Goondiwindi’s Julia Spicer, Director of Engage and Create Consulting, helps regional businesses map out their futures, and also to access services at the town’s business hub.
Mrs Spicer says internet access can now be seen as part of our “hierarchy of needs” as it brings a range of benefits for businesses, families, and quality of life.
“Good internet is important for business operations and online meetings, but also for schooling, for tertiary education, and for agricultural businesses to attract workers with their families,” Mrs Spicer said.
“Internet access brings endless opportunities for growth, for existing and for new businesses. Something will emerge that we haven’t even thought of yet. Also, people who marry into the area will be able to establish businesses.

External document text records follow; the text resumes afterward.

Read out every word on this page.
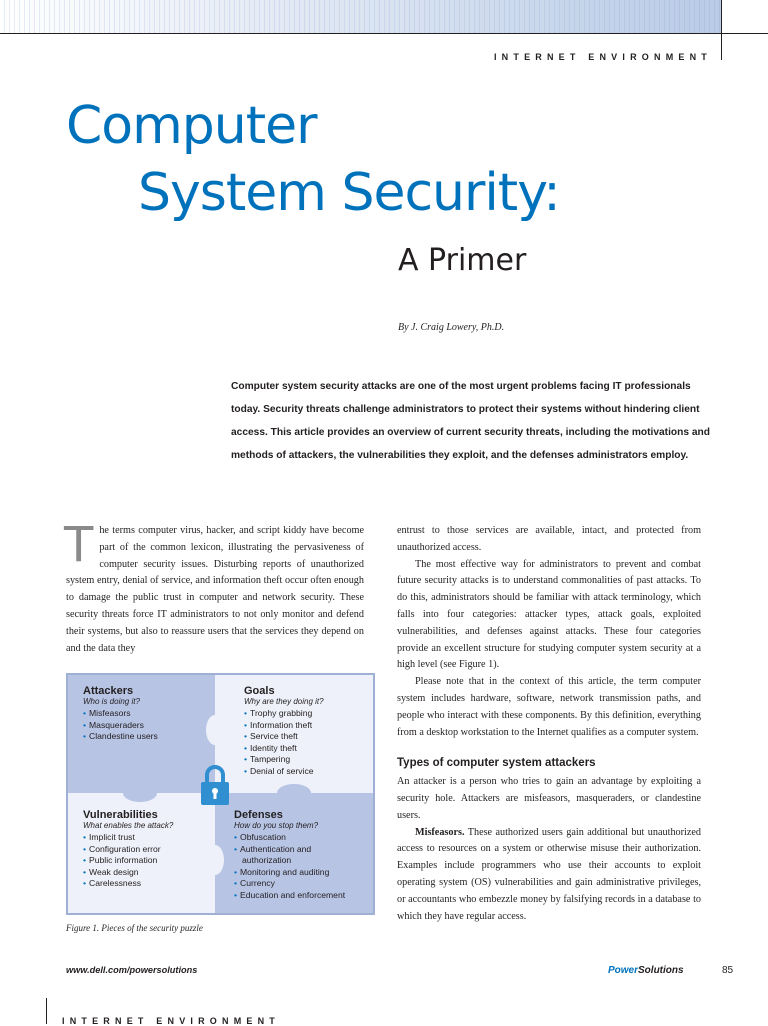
INTERNET ENVIRONMENT
Computer
System Security:
A Primer
By J. Craig Lowery, Ph.D.
Computer system security attacks are one of the most urgent problems facing IT professionals today. Security threats challenge administrators to protect their systems without hindering client access. This article provides an overview of current security threats, including the motivations and methods of attackers, the vulnerabilities they exploit, and the defenses administrators employ.

The terms computer virus, hacker, and script kiddy have become part of the common lexicon, illustrating the pervasiveness of computer security issues. Disturbing reports of unauthorized system entry, denial of service, and information theft occur often enough to damage the public trust in computer and network security. These security threats force IT administrators to not only monitor and defend their systems, but also to reassure users that the services they depend on and the data they

Attackers
Who is doing it?
• Misfeasors
• Masqueraders
• Clandestine users
Goals
Why are they doing it?
• Trophy grabbing
• Information theft
• Service theft
• Identity theft
• Tampering
• Denial of service
Vulnerabilities
What enables the attack?
• Implicit trust
• Configuration error
• Public information
• Weak design
• Carelessness
Defenses
How do you stop them?
• Obfuscation
• Authentication and
authorization
• Monitoring and auditing
• Currency
• Education and enforcement
Figure 1. Pieces of the security puzzle

entrust to those services are available, intact, and protected from unauthorized access.

The most effective way for administrators to prevent and combat future security attacks is to understand commonalities of past attacks. To do this, administrators should be familiar with attack terminology, which falls into four categories: attacker types, attack goals, exploited vulnerabilities, and defenses against attacks. These four categories provide an excellent structure for studying computer system security at a high level (see Figure 1).

Please note that in the context of this article, the term computer system includes hardware, software, network transmission paths, and people who interact with these components. By this definition, everything from a desktop workstation to the Internet qualifies as a computer system.

Types of computer system attackers

An attacker is a person who tries to gain an advantage by exploiting a security hole. Attackers are misfeasors, masqueraders, or clandestine users.

Misfeasors. These authorized users gain additional but unauthorized access to resources on a system or otherwise misuse their authorization. Examples include programmers who use their accounts to exploit operating system (OS) vulnerabilities and gain administrative privileges, or accountants who embezzle money by falsifying records in a database to which they have regular access.

www.dell.com/powersolutions	PowerSolutions	85
INTERNET ENVIRONMENT
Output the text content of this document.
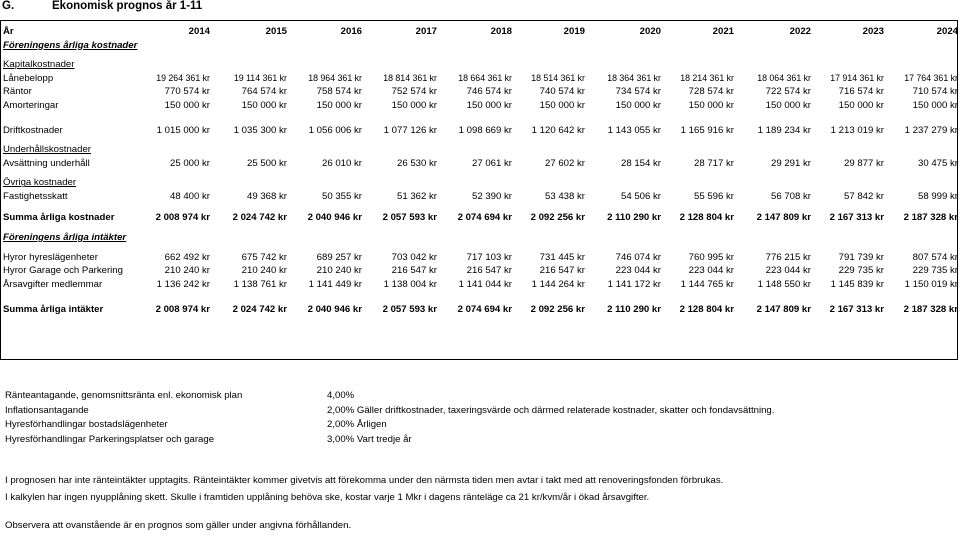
G.	Ekonomisk prognos år 1-11
År	2014	2015	2016	2017	2018	2019	2020	2021	2022	2023	2024
Föreningens årliga kostnader											

Kapitalkostnader											
Lånebelopp	19 264 361 kr	19 114 361 kr	18 964 361 kr	18 814 361 kr	18 664 361 kr	18 514 361 kr	18 364 361 kr	18 214 361 kr	18 064 361 kr	17 914 361 kr	17 764 361 kr
Räntor	770 574 kr	764 574 kr	758 574 kr	752 574 kr	746 574 kr	740 574 kr	734 574 kr	728 574 kr	722 574 kr	716 574 kr	710 574 kr
Amorteringar	150 000 kr	150 000 kr	150 000 kr	150 000 kr	150 000 kr	150 000 kr	150 000 kr	150 000 kr	150 000 kr	150 000 kr	150 000 kr

Driftkostnader	1 015 000 kr	1 035 300 kr	1 056 006 kr	1 077 126 kr	1 098 669 kr	1 120 642 kr	1 143 055 kr	1 165 916 kr	1 189 234 kr	1 213 019 kr	1 237 279 kr

Underhållskostnader											
Avsättning underhåll	25 000 kr	25 500 kr	26 010 kr	26 530 kr	27 061 kr	27 602 kr	28 154 kr	28 717 kr	29 291 kr	29 877 kr	30 475 kr

Övriga kostnader											
Fastighetsskatt	48 400 kr	49 368 kr	50 355 kr	51 362 kr	52 390 kr	53 438 kr	54 506 kr	55 596 kr	56 708 kr	57 842 kr	58 999 kr

Summa årliga kostnader	2 008 974 kr	2 024 742 kr	2 040 946 kr	2 057 593 kr	2 074 694 kr	2 092 256 kr	2 110 290 kr	2 128 804 kr	2 147 809 kr	2 167 313 kr	2 187 328 kr

Föreningens årliga intäkter											

Hyror hyreslägenheter	662 492 kr	675 742 kr	689 257 kr	703 042 kr	717 103 kr	731 445 kr	746 074 kr	760 995 kr	776 215 kr	791 739 kr	807 574 kr
Hyror Garage och Parkering	210 240 kr	210 240 kr	210 240 kr	216 547 kr	216 547 kr	216 547 kr	223 044 kr	223 044 kr	223 044 kr	229 735 kr	229 735 kr
Årsavgifter medlemmar	1 136 242 kr	1 138 761 kr	1 141 449 kr	1 138 004 kr	1 141 044 kr	1 144 264 kr	1 141 172 kr	1 144 765 kr	1 148 550 kr	1 145 839 kr	1 150 019 kr

Summa årliga intäkter	2 008 974 kr	2 024 742 kr	2 040 946 kr	2 057 593 kr	2 074 694 kr	2 092 256 kr	2 110 290 kr	2 128 804 kr	2 147 809 kr	2 167 313 kr	2 187 328 kr
Ränteantagande, genomsnittsränta enl. ekonomisk plan	4,00%
Inflationsantagande	2,00% Gäller driftkostnader, taxeringsvärde och därmed relaterade kostnader, skatter och fondavsättning.
Hyresförhandlingar bostadslägenheter	2,00% Årligen
Hyresförhandlingar Parkeringsplatser och garage	3,00% Vart tredje år
I prognosen har inte ränteintäkter upptagits. Ränteintäkter kommer givetvis att förekomma under den närmsta tiden men avtar i takt med att renoveringsfonden förbrukas.
I kalkylen har ingen nyupplåning skett. Skulle i framtiden upplåning behöva ske, kostar varje 1 Mkr i dagens ränteläge ca 21 kr/kvm/år i ökad årsavgifter.
Observera att ovanstående är en prognos som gäller under angivna förhållanden.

“There are health benefits: telehealth will be easier and specialists will have better connection with patients. Aged care, one of the town’s biggest employers, needs better internet to run best-practice software.
I’ll be better able to help my customers with online training, and to put their services online.
“A lot of people rely on internet for schooling and university study, and access was a big drama during COVID, especially with several in a household working and studying online at home.
“Better internet will encourage a worker’s family to move west, not just the worker – there are good jobs on offer, but the families want the social connection and entertainment of good online service. Kids want Netflix!”
She added that while decentralisation to the regions was often proposed, new arrivals still had to be able to turn on a computer.
“Give us good internet, and jobs will flow!” Mrs Spicer said.
QCN Fibre CEO Derek Merdith agreed that the benefits of the backhaul rollout could not be underestimated.
“By improving internet, we are bridging the digital divide between the metropolitan areas and regions, providing more opportunities and helping to future-proof Queensland’s regions,” Mr Merdith said.
“QCN Fibre is partnering with local internet service providers, as well as the major carriers, to improve coverage, capacity and cost in the regions.
“We’re fortunate to have so many innovators and entrepreneurs in regional Queensland, who can only benefit from improved connectivity,” he said.